CHP'nin 19. Olağanüstü Kurultayı çalışmalarına başladı. CHP Genel Başkanı Kemal Kılıçdaroğlu, Yenimahalle Nazım Hikmet Kültür Merkezi'nde gerçekleştirilen kurultayı, çoğunluk sağlandığını belirterek başlattı. Kılıçdaroğlu, saygı duruşu ve İstiklal Marşı'nın okunmasının ardından Divan Başkanlığı için verilen bir önergeyi okudu. Divan Başkanlığı için önerilen Parti Meclisi (PM) üyesi Hakkı Süha Okay, oy birliği ile seçildi. Tüzük kurultayı 2 gün sürecek.Daha sonra bir konuşma yapan Kılıçdaroğlu'nun açıklamalarından satırbaşları şöyle:
Bugün İstanbul'da çok önemli bir dava var. Cumhuriyet gazetesi davası. Haksız olarak Ahmet Şık, 434 gündür, Akın Atalay 495 gündür, Murat Sabuncu 495 gündür tutuklu. Tamamen yapay bir davayla, suni bir iddianameyle bu arkadaşlar bir yıldan fazladır hapisteler. Umarız bugünkü duruşmada bu arkadaşlar serbest bırakılır ve görevlerinin başlarına dönerler.

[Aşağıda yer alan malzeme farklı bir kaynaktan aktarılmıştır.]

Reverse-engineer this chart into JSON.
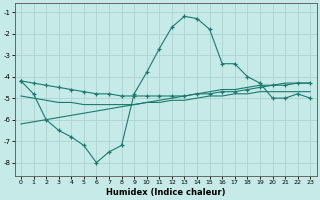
{
  "xlabel": "Humidex (Indice chaleur)",
  "background_color": "#c5eae8",
  "grid_color": "#aed4d2",
  "line_color": "#1a7a6e",
  "xlim": [
    -0.5,
    23.5
  ],
  "ylim": [
    -8.6,
    -0.6
  ],
  "yticks": [
    -8,
    -7,
    -6,
    -5,
    -4,
    -3,
    -2,
    -1
  ],
  "xticks": [
    0,
    1,
    2,
    3,
    4,
    5,
    6,
    7,
    8,
    9,
    10,
    11,
    12,
    13,
    14,
    15,
    16,
    17,
    18,
    19,
    20,
    21,
    22,
    23
  ],
  "line1_x": [
    0,
    1,
    2,
    3,
    4,
    5,
    6,
    7,
    8,
    9,
    10,
    11,
    12,
    13,
    14,
    15,
    16,
    17,
    18,
    19,
    20,
    21,
    22,
    23
  ],
  "line1_y": [
    -4.2,
    -4.8,
    -6.0,
    -6.5,
    -6.8,
    -7.2,
    -8.0,
    -7.5,
    -7.2,
    -4.8,
    -3.8,
    -2.7,
    -1.7,
    -1.2,
    -1.3,
    -1.8,
    -3.4,
    -3.4,
    -4.0,
    -4.3,
    -5.0,
    -5.0,
    -4.8,
    -5.0
  ],
  "line2_x": [
    0,
    1,
    2,
    3,
    4,
    5,
    6,
    7,
    8,
    9,
    10,
    11,
    12,
    13,
    14,
    15,
    16,
    17,
    18,
    19,
    20,
    21,
    22,
    23
  ],
  "line2_y": [
    -4.2,
    -4.3,
    -4.4,
    -4.5,
    -4.6,
    -4.7,
    -4.8,
    -4.8,
    -4.9,
    -4.9,
    -4.9,
    -4.9,
    -4.9,
    -4.9,
    -4.8,
    -4.8,
    -4.7,
    -4.7,
    -4.6,
    -4.5,
    -4.4,
    -4.4,
    -4.3,
    -4.3
  ],
  "line3_x": [
    0,
    1,
    2,
    3,
    4,
    5,
    6,
    7,
    8,
    9,
    10,
    11,
    12,
    13,
    14,
    15,
    16,
    17,
    18,
    19,
    20,
    21,
    22,
    23
  ],
  "line3_y": [
    -4.9,
    -5.0,
    -5.1,
    -5.2,
    -5.2,
    -5.3,
    -5.3,
    -5.3,
    -5.3,
    -5.3,
    -5.2,
    -5.2,
    -5.1,
    -5.1,
    -5.0,
    -4.9,
    -4.9,
    -4.8,
    -4.8,
    -4.7,
    -4.7,
    -4.7,
    -4.7,
    -4.7
  ],
  "line4_x": [
    0,
    1,
    2,
    3,
    4,
    5,
    6,
    7,
    8,
    9,
    10,
    11,
    12,
    13,
    14,
    15,
    16,
    17,
    18,
    19,
    20,
    21,
    22,
    23
  ],
  "line4_y": [
    -6.2,
    -6.1,
    -6.0,
    -5.9,
    -5.8,
    -5.7,
    -5.6,
    -5.5,
    -5.4,
    -5.3,
    -5.2,
    -5.1,
    -5.0,
    -4.9,
    -4.8,
    -4.7,
    -4.6,
    -4.6,
    -4.5,
    -4.4,
    -4.4,
    -4.3,
    -4.3,
    -4.3
  ]
}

'GAZETECİLER, MİLLETVEKİLLERİ HAKSIZ YERE HAPİSTE'
Değerli arkadaşlarım, zaman zaman belli olaylara ciddi tepkiler gösteriyoruz. Ama bir süre sonra bakıyoruz ki o tepki gösterdiğimiz olay sıradanlaşmış bir olay olarak karşımıza çıkıyor. Yani hükümet medya gücüyle öyle bir algı oluşturuyor ki sanki bir yıldan fazladır suçsuz yere hapiste yatan gazeteciler normal bir yargılama sonucu yatıyorlar. Enis Berberoğlu, haksız yere uzun süredir hapiste, milletvekilleri hapiste. Ve millet bir süre sonra bunu kanıksamamaya başlıyor. Bize düşen görev nasıl bu olaylar gündeme geldiğinde dik duruşumuzla karşı çıkıyorsak, karşı çıkmayı sürekli hale getirmemiz gerekiyor. Bizim dışımızda yasa dışı uygulamalara karşı çıkan hemen hemen hiç yok. Susturulan bir toplum var. İktidarın bütün gücüyle CHP'ye yüklenmesinde "Acaba CHP nasıl konuşamaz noktaya gelir ve biz toplumu arzu ettiğimiz gibi yönlendiririz" anlayışı var. Bu tuzağa hiçbir vatanseverin, hiçbir CHP'linin düşmemesi lazım.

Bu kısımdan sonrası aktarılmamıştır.